Standardized tick surveillance methods have not been developed or consistently deployed for host species infrequently evaluated for tick burden and parasitism. Studies of ticks on wild mammals other than white-tailed deer and white-footed mice most frequently consist of opportunistic tick collections (e.g. Al-Warid et al., 2016; Skinner et al., 2017) or timed surveys (e.g Zolnik et al., 2015). Opportunistic surveys have revealed that ticks are regularly found on black bears and have been documented parasitizing nearly all black bear populations evaluated in North America (Skinner et al., 2017). However, as a large mammal capable of hosting high tick burdens (Al-Warid et al., 2016), black bears present a particular challenge for accurate tick burden surveys, especially for live animals when time is a critical constraint for sampling efforts. A consistent and standardized method for assessing tick burden has not yet been developed for this large mammal.

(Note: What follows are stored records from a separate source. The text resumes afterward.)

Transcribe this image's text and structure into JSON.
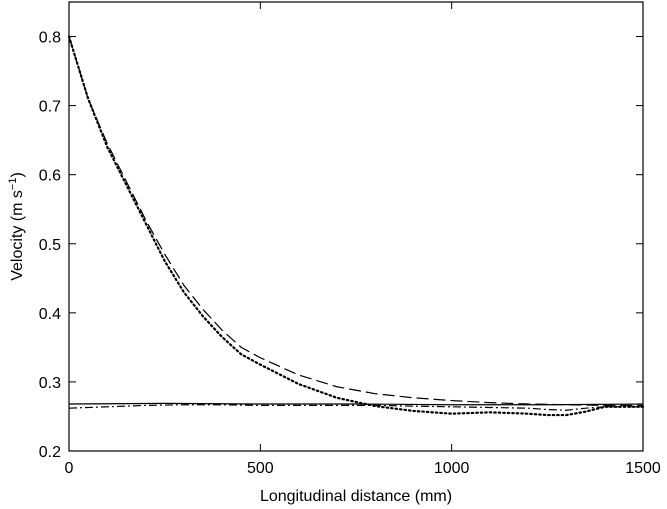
{
  "chart_data": {
    "type": "line",
    "title": "",
    "xlabel": "Longitudinal distance (mm)",
    "ylabel": {
      "base": "Velocity (m s",
      "sup": "−1",
      "close": ")"
    },
    "xlim": [
      0,
      1500
    ],
    "ylim": [
      0.2,
      0.85
    ],
    "xticks": [
      0,
      500,
      1000,
      1500
    ],
    "xtick_labels": [
      "0",
      "500",
      "1000",
      "1500"
    ],
    "yticks": [
      0.2,
      0.3,
      0.4,
      0.5,
      0.6,
      0.7,
      0.8
    ],
    "ytick_labels": [
      "0.2",
      "0.3",
      "0.4",
      "0.5",
      "0.6",
      "0.7",
      "0.8"
    ],
    "grid": false,
    "legend": "none",
    "series": [
      {
        "style": "dashed",
        "x": [
          0,
          50,
          100,
          150,
          200,
          250,
          300,
          350,
          400,
          450,
          500,
          600,
          700,
          800,
          900,
          1000,
          1100,
          1200,
          1300,
          1400,
          1500
        ],
        "y": [
          0.8,
          0.71,
          0.645,
          0.59,
          0.535,
          0.485,
          0.44,
          0.405,
          0.375,
          0.35,
          0.335,
          0.31,
          0.293,
          0.283,
          0.277,
          0.273,
          0.27,
          0.268,
          0.267,
          0.266,
          0.266
        ]
      },
      {
        "style": "dotted",
        "x": [
          0,
          50,
          100,
          150,
          200,
          250,
          300,
          350,
          400,
          450,
          500,
          600,
          700,
          800,
          900,
          1000,
          1100,
          1200,
          1250,
          1300,
          1350,
          1400,
          1500
        ],
        "y": [
          0.8,
          0.71,
          0.64,
          0.585,
          0.53,
          0.475,
          0.43,
          0.395,
          0.365,
          0.34,
          0.325,
          0.297,
          0.277,
          0.265,
          0.258,
          0.254,
          0.256,
          0.254,
          0.252,
          0.252,
          0.257,
          0.264,
          0.264
        ]
      },
      {
        "style": "solid",
        "x": [
          0,
          250,
          500,
          750,
          1000,
          1250,
          1500
        ],
        "y": [
          0.268,
          0.269,
          0.268,
          0.268,
          0.267,
          0.267,
          0.268
        ]
      },
      {
        "style": "dashdot",
        "x": [
          0,
          100,
          200,
          300,
          400,
          500,
          600,
          700,
          800,
          900,
          1000,
          1100,
          1200,
          1250,
          1300,
          1350,
          1400,
          1500
        ],
        "y": [
          0.262,
          0.264,
          0.266,
          0.267,
          0.267,
          0.266,
          0.266,
          0.266,
          0.266,
          0.265,
          0.264,
          0.263,
          0.262,
          0.26,
          0.259,
          0.262,
          0.264,
          0.264
        ]
      }
    ]
  }
}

The role of black bears as hosts for different tick species, tick life-stages, and movement of ticks over the landscape requires further evaluation to better understand the role these large mammals serve in tick ecology (Al-Warid et al., 2016; Zolnik et al., 2015). The purpose of this study was to evaluate tick species, abundance, and life-stages present on black bears in Pennsylvania and to evaluate tick spatial distribution on black bears in order to improve surveillance techniques. Additionally, as part of a concurrent project on sarcoptic mange in black bear populations, co-parasitism of ticks with Sarcoptes scabiei, the etiological agent of sarcoptic mange, was also investigated.